KIRACO(きらこ)

Vol158 「醬」むらさき・したじ

2022年12月22日

漢字を楽しむ

醤油なのにサ行のセのところにあるとはこれいかに。油でもないのにしょう油と書くがごとし、と答えたりしたら座布団をみんな持っていかれてしまうかな。

醤は二〇一〇年に改訂された「常用漢字表」には載ってない。しかし633字の「人名用漢字」には入っている。醬の爿は調理台の象形。酉は酒・こうじの意味。細かく刻んだ肉を塩と麹に混ぜた料理、ひしおの意味を表すという。また料理の味を引き立てる意味から、ひしおの意味を表すという。醬は一般に醤と書かれてもいる。醤は醬の簡易慣用字体、いわゆる俗字である。

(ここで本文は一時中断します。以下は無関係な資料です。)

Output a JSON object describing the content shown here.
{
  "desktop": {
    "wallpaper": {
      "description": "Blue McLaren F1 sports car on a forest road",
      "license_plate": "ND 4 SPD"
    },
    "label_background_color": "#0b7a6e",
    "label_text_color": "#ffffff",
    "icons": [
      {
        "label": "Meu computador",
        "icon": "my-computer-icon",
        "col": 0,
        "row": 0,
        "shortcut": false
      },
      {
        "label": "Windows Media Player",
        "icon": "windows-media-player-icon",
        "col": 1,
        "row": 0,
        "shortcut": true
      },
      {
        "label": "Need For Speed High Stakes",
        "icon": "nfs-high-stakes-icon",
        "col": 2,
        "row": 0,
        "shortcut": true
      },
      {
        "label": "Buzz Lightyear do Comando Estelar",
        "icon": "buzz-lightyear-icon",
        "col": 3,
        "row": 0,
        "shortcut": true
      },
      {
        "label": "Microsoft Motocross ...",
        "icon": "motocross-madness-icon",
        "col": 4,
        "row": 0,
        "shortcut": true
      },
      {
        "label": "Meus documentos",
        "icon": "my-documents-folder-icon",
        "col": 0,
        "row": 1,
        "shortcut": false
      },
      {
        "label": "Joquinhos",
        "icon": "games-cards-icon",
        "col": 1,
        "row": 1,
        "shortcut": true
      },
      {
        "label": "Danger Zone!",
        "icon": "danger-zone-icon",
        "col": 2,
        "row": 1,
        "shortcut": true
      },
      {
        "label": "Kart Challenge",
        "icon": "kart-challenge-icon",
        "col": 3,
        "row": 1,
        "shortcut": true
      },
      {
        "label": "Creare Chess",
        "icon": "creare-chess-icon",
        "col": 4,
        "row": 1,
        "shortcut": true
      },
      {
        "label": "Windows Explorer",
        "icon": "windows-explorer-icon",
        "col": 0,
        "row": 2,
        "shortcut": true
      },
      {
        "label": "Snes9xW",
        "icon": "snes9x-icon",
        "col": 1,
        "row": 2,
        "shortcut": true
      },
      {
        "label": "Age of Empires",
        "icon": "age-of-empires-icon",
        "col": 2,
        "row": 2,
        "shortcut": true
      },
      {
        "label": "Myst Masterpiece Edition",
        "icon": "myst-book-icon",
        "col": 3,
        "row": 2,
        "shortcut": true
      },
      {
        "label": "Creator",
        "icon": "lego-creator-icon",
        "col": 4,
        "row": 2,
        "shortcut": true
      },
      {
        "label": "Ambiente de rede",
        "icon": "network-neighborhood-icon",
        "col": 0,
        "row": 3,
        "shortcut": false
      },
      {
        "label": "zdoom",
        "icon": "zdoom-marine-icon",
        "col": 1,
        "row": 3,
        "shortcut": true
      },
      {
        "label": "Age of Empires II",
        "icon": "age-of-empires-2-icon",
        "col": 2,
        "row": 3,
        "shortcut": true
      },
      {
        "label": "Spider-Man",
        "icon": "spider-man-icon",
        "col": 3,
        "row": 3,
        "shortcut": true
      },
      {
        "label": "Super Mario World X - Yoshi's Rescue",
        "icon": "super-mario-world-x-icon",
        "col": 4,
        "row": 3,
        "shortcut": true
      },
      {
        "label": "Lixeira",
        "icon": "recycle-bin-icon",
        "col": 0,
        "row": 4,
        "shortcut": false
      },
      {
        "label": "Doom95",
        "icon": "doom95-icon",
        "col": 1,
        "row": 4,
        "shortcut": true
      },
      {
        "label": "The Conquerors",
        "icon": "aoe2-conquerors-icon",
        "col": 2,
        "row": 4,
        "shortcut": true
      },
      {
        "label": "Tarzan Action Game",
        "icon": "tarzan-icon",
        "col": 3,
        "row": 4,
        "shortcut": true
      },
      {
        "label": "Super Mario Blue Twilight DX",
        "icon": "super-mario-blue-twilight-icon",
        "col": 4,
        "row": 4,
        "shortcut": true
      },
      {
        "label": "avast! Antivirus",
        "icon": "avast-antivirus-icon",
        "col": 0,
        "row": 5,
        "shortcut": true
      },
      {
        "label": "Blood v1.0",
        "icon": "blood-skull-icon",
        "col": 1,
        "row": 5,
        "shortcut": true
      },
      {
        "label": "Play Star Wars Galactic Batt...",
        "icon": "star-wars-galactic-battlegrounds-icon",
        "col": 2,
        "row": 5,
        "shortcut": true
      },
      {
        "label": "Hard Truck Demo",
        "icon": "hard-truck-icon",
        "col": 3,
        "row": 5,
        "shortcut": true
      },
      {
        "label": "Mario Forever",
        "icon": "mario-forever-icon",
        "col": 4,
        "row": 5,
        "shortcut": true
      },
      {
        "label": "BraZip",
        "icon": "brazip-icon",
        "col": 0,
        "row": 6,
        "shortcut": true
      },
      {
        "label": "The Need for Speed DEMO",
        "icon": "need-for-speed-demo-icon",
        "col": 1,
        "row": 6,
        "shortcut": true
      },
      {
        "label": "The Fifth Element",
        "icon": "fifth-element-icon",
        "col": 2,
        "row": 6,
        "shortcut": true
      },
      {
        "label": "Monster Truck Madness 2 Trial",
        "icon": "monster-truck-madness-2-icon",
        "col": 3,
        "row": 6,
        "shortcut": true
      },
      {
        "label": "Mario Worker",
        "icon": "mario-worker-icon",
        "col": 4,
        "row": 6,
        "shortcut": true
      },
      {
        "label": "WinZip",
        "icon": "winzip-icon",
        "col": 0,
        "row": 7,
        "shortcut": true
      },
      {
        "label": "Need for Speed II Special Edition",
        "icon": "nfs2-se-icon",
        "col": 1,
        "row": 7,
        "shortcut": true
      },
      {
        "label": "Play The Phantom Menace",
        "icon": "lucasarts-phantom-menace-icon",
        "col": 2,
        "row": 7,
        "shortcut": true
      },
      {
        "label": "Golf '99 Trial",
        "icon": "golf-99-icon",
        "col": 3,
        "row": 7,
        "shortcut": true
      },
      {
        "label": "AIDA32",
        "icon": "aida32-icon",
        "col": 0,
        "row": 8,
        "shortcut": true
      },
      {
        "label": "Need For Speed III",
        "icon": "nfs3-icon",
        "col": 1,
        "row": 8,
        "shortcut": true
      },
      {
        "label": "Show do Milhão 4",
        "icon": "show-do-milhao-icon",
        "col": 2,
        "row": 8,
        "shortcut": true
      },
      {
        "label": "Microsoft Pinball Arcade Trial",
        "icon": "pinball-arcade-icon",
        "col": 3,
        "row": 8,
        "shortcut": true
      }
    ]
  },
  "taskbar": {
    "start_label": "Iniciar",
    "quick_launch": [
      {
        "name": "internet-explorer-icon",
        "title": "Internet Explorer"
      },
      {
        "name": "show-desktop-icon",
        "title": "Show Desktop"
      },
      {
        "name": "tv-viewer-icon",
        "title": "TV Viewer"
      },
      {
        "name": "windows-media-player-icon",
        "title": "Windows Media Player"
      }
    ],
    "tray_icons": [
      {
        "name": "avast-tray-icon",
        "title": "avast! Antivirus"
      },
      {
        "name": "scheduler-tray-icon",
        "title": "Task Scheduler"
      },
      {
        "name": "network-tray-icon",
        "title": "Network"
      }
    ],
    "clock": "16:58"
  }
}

醤油は小麦と大豆を原料とする麹に塩水を加え、発酵・熟成させて作ったもろみから搾り取った液体調味料。別名、むらさき(色が似ているから)、したじ(味付けの下地になることから)ともいう。わが家におばたちが一緒に遊びに来ることがあった。農家の伯母は「下地を取ってくれ」と言うし、小粋な母の従姉妹は「チョイト、その紫を取っておくれな」と言う。少年の私には紫・当たり鉢(すり鉢)・ありの実(梨の実)などとこともなげに言うお梅小母さんがまばゆく見えた。

これも子どものころ、ムラの協同組合のような組織で醤油を造っていた。当番表が回ってくると、翌日は誰もいない大きな醸造所へ出かけていって、決められた醤油混ぜを丹念に行い、その後で回覧板を次の人に回す。そのころの私にできるいっぱしの仕事でもあった。

醤油の文字が初めて現れるようになり、やがて関東で濃口、関西で淡うすく口ち の醤油が多く造られるようになった。江戸時代にはオランダ貿易によってインドや東南アジアに輸出され、一部はヨーロッパへも送られ、宮廷料理用にまでなった。

市販の醤油には昆布の切れ端や鰹節を入れると旨みのある自家特製醤油ができる。